"The traffic was fine. The clarity wasn't."
Asuretify is an insurance compliance platform. The traffic numbers were healthy. Users were finding the product, exploring it, spending time with it. And then they were leaving without registering.
No error messages. No rage clicks. No obvious friction. Just a pattern of quiet exits from a product people seemed genuinely interested in.
The first instinct was to assume the value proposition wasn't landing, maybe better copy, a stronger hero, a cleaner visual. But the data suggested something more specific was happening.
The most important thing I did in the first week was not form hypotheses. I opened Hotjar, filtered for sessions longer than 30 seconds, and watched. Not for rage clicks or scroll depth, just for behavior. What did people linger on? Where did their mouse pause?
These artifacts capture the recurring patterns observed across more than 100 user sessions and became the foundation for the redesign strategy.
The issue wasn't trust, pricing, or usability. Users were evaluating risk. Before registering, they wanted to understand who the platform was for and what would happen after signup.
Once the root cause became clear, the redesign was no longer about visual improvements. It was about reducing uncertainty, clarifying audience fit, and helping users understand what happens after they engage with the platform.
The redesign focused on three outcomes: helping users identify whether the platform was relevant to them, reducing uncertainty around onboarding, and making the next step feel predictable before asking for commitment.
The existing page was organized around what Asuretify could do. But users were asking a different question, not "what does this platform offer?" but "what happens to me specifically, right after I click register?"
That question was never answered. The site moved from features to pricing to CTA without ever describing the onboarding experience. Every returning visit to the pricing page was a user trying to find that answer and not finding it.
Every major design decision was connected directly to a research finding.
Research showed users struggled to understand whether the platform was relevant to them.

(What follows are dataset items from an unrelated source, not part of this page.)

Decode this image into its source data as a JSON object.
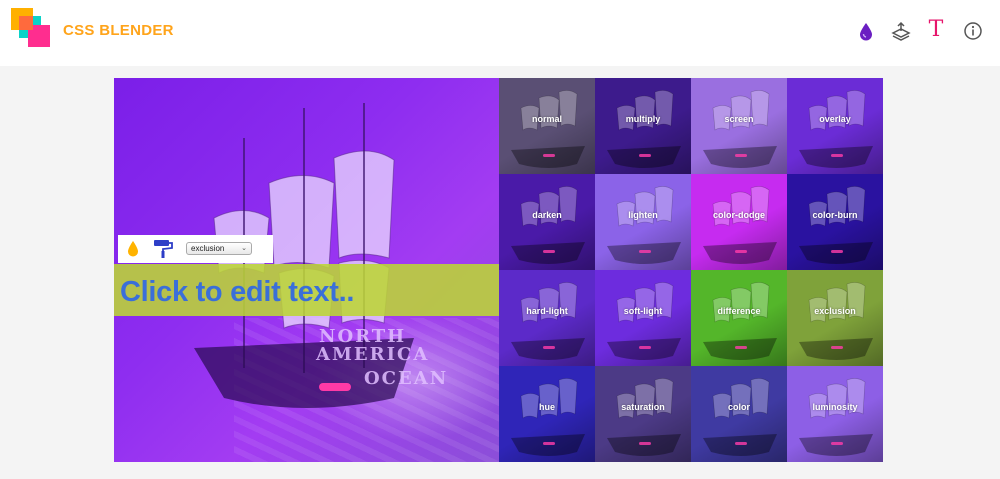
{
  "header": {
    "brand": "CSS BLENDER",
    "icons": [
      "drop-icon",
      "layers-icon",
      "text-t-icon",
      "info-icon"
    ],
    "colors": {
      "brand": "#ffa41b",
      "accent_purple": "#6a1fc2",
      "accent_pink": "#e6156b"
    }
  },
  "editor": {
    "blend_mode_selected": "exclusion",
    "edit_text": "Click to edit text..",
    "map_labels": [
      "NORTH",
      "AMERICA",
      "OCEAN"
    ]
  },
  "blend_modes": [
    "normal",
    "multiply",
    "screen",
    "overlay",
    "darken",
    "lighten",
    "color-dodge",
    "color-burn",
    "hard-light",
    "soft-light",
    "difference",
    "exclusion",
    "hue",
    "saturation",
    "color",
    "luminosity"
  ],
  "tile_colors": [
    "#5a4f74",
    "#3d1b8c",
    "#9a6fe0",
    "#6b2cd6",
    "#4a1aa8",
    "#8b63e8",
    "#c62bf0",
    "#2a12a0",
    "#5c2ac9",
    "#6d2cde",
    "#54b62a",
    "#7fa23a",
    "#2f25b8",
    "#4c3a86",
    "#3f3aa2",
    "#8d5fe6"
  ]
}
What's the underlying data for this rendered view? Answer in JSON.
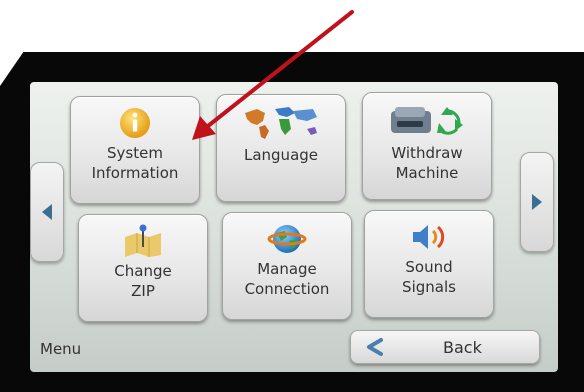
{
  "tiles": [
    {
      "label": "System\nInformation",
      "icon": "info-icon"
    },
    {
      "label": "Language",
      "icon": "world-map-icon"
    },
    {
      "label": "Withdraw\nMachine",
      "icon": "postage-recycle-icon"
    },
    {
      "label": "Change\nZIP",
      "icon": "map-pin-icon"
    },
    {
      "label": "Manage\nConnection",
      "icon": "globe-icon"
    },
    {
      "label": "Sound\nSignals",
      "icon": "speaker-icon"
    }
  ],
  "footer": {
    "menu_label": "Menu",
    "back_label": "Back"
  },
  "colors": {
    "annotation_arrow": "#c0121b",
    "nav_arrow": "#3a6f93",
    "back_chevron": "#4a7fb0",
    "info_icon": "#f2b82c"
  }
}
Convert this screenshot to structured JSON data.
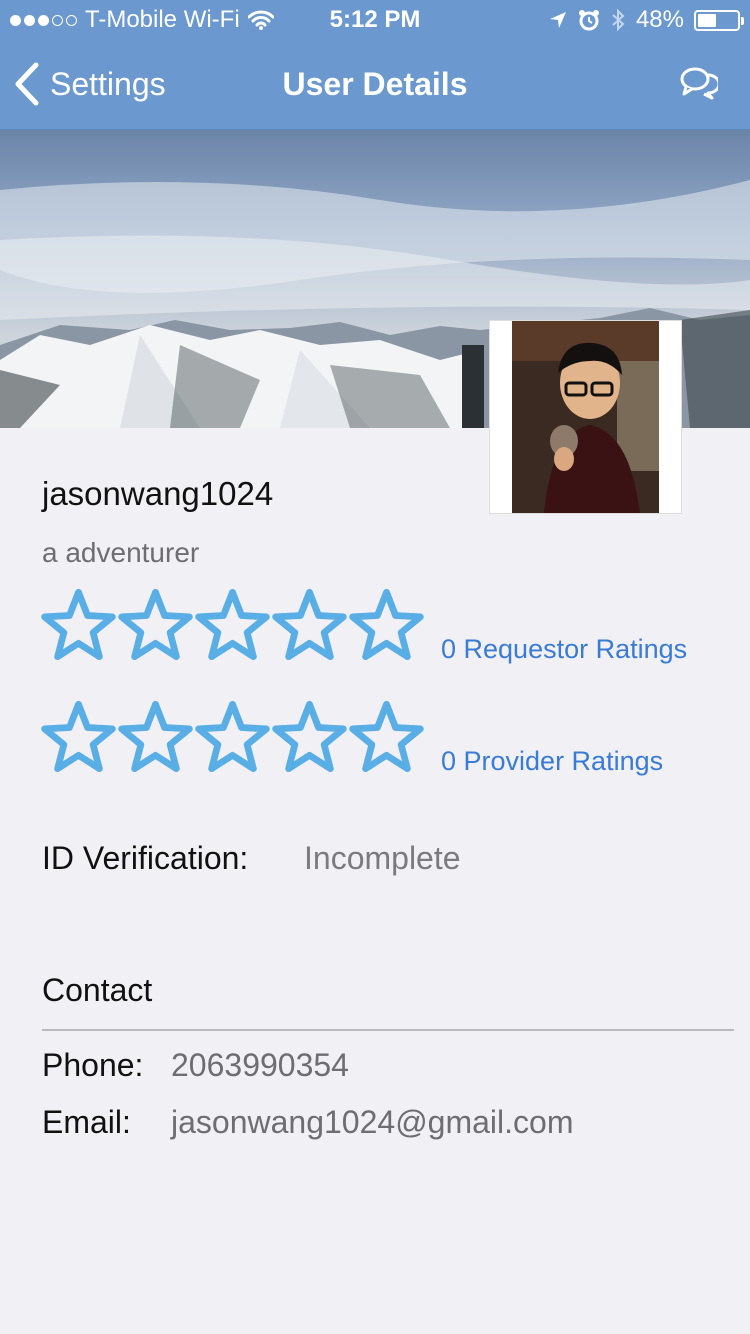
{
  "status_bar": {
    "carrier": "T-Mobile Wi-Fi",
    "time": "5:12 PM",
    "battery": "48%",
    "battery_level": 0.48,
    "signal_bars_filled": 3,
    "signal_bars_total": 5
  },
  "nav": {
    "back_label": "Settings",
    "title": "User Details"
  },
  "profile": {
    "username": "jasonwang1024",
    "tagline": "a adventurer"
  },
  "ratings": {
    "requestor": {
      "stars": 0,
      "max": 5,
      "label": "0 Requestor Ratings"
    },
    "provider": {
      "stars": 0,
      "max": 5,
      "label": "0 Provider Ratings"
    }
  },
  "verification": {
    "label": "ID Verification:",
    "value": "Incomplete"
  },
  "contact": {
    "heading": "Contact",
    "phone_label": "Phone:",
    "phone_value": "2063990354",
    "email_label": "Email:",
    "email_value": "jasonwang1024@gmail.com"
  },
  "colors": {
    "nav_background": "#6a98cf",
    "star_outline": "#5aaee6",
    "link": "#3a7bd5",
    "page_background": "#f1f0f5"
  },
  "icons": {
    "back": "chevron-left-icon",
    "chat": "chat-bubbles-icon",
    "location": "location-arrow-icon",
    "alarm": "alarm-icon",
    "bluetooth": "bluetooth-icon",
    "wifi": "wifi-icon",
    "star": "star-outline-icon"
  }
}
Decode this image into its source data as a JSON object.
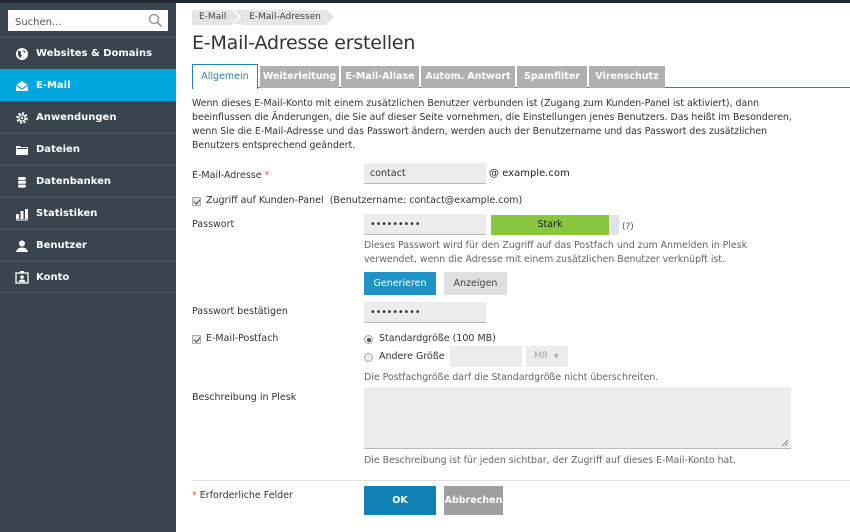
{
  "search": {
    "placeholder": "Suchen..."
  },
  "sidebar": {
    "items": [
      {
        "label": "Websites & Domains",
        "icon": "globe-icon",
        "active": false
      },
      {
        "label": "E-Mail",
        "icon": "envelope-icon",
        "active": true
      },
      {
        "label": "Anwendungen",
        "icon": "gear-icon",
        "active": false
      },
      {
        "label": "Dateien",
        "icon": "folder-icon",
        "active": false
      },
      {
        "label": "Datenbanken",
        "icon": "database-icon",
        "active": false
      },
      {
        "label": "Statistiken",
        "icon": "bar-chart-icon",
        "active": false
      },
      {
        "label": "Benutzer",
        "icon": "user-icon",
        "active": false
      },
      {
        "label": "Konto",
        "icon": "account-icon",
        "active": false
      }
    ]
  },
  "breadcrumb": [
    "E-Mail",
    "E-Mail-Adressen"
  ],
  "page": {
    "title": "E-Mail-Adresse erstellen"
  },
  "tabs": [
    "Allgemein",
    "Weiterleitung",
    "E-Mail-Aliase",
    "Autom. Antwort",
    "Spamfilter",
    "Virenschutz"
  ],
  "intro": "Wenn dieses E-Mail-Konto mit einem zusätzlichen Benutzer verbunden ist (Zugang zum Kunden-Panel ist aktiviert), dann beeinflussen die Änderungen, die Sie auf dieser Seite vornehmen, die Einstellungen jenes Benutzers. Das heißt im Besonderen, wenn Sie die E-Mail-Adresse und das Passwort ändern, werden auch der Benutzername und das Passwort des zusätzlichen Benutzers entsprechend geändert.",
  "form": {
    "email_label": "E-Mail-Adresse",
    "required_mark": "*",
    "email_value": "contact",
    "domain": "@ example.com",
    "panel_access_label": "Zugriff auf Kunden-Panel",
    "panel_access_checked": true,
    "panel_access_note": "(Benutzername: contact@example.com)",
    "password_label": "Passwort",
    "password_value": "•••••••••",
    "strength_label": "Stark",
    "strength_level": 0.92,
    "strength_color": "#87c63d",
    "help_label": "(?)",
    "password_hint": "Dieses Passwort wird für den Zugriff auf das Postfach und zum Anmelden in Plesk verwendet, wenn die Adresse mit einem zusätzlichen Benutzer verknüpft ist.",
    "generate_label": "Generieren",
    "show_label": "Anzeigen",
    "confirm_label": "Passwort bestätigen",
    "confirm_value": "•••••••••",
    "mailbox_label": "E-Mail-Postfach",
    "mailbox_checked": true,
    "size_default_label": "Standardgröße (100 MB)",
    "size_default_selected": true,
    "size_other_label": "Andere Größe",
    "size_other_value": "",
    "size_unit": "MB",
    "size_hint": "Die Postfachgröße darf die Standardgröße nicht überschreiten.",
    "description_label": "Beschreibung in Plesk",
    "description_value": "",
    "description_hint": "Die Beschreibung ist für jeden sichtbar, der Zugriff auf dieses E-Mail-Konto hat.",
    "required_note": "Erforderliche Felder",
    "ok_label": "OK",
    "cancel_label": "Abbrechen"
  }
}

Dedicated audience segmentation helped users immediately identify their role.
Instead of asking users to commit immediately, the redesigned website explains the onboarding process before asking for action.
The redesign reframed the conversation around business pain points before introducing platform capabilities.
Rather than listing capabilities, the redesign focused on outcomes users care about: speed, visibility, compliance, and confidence.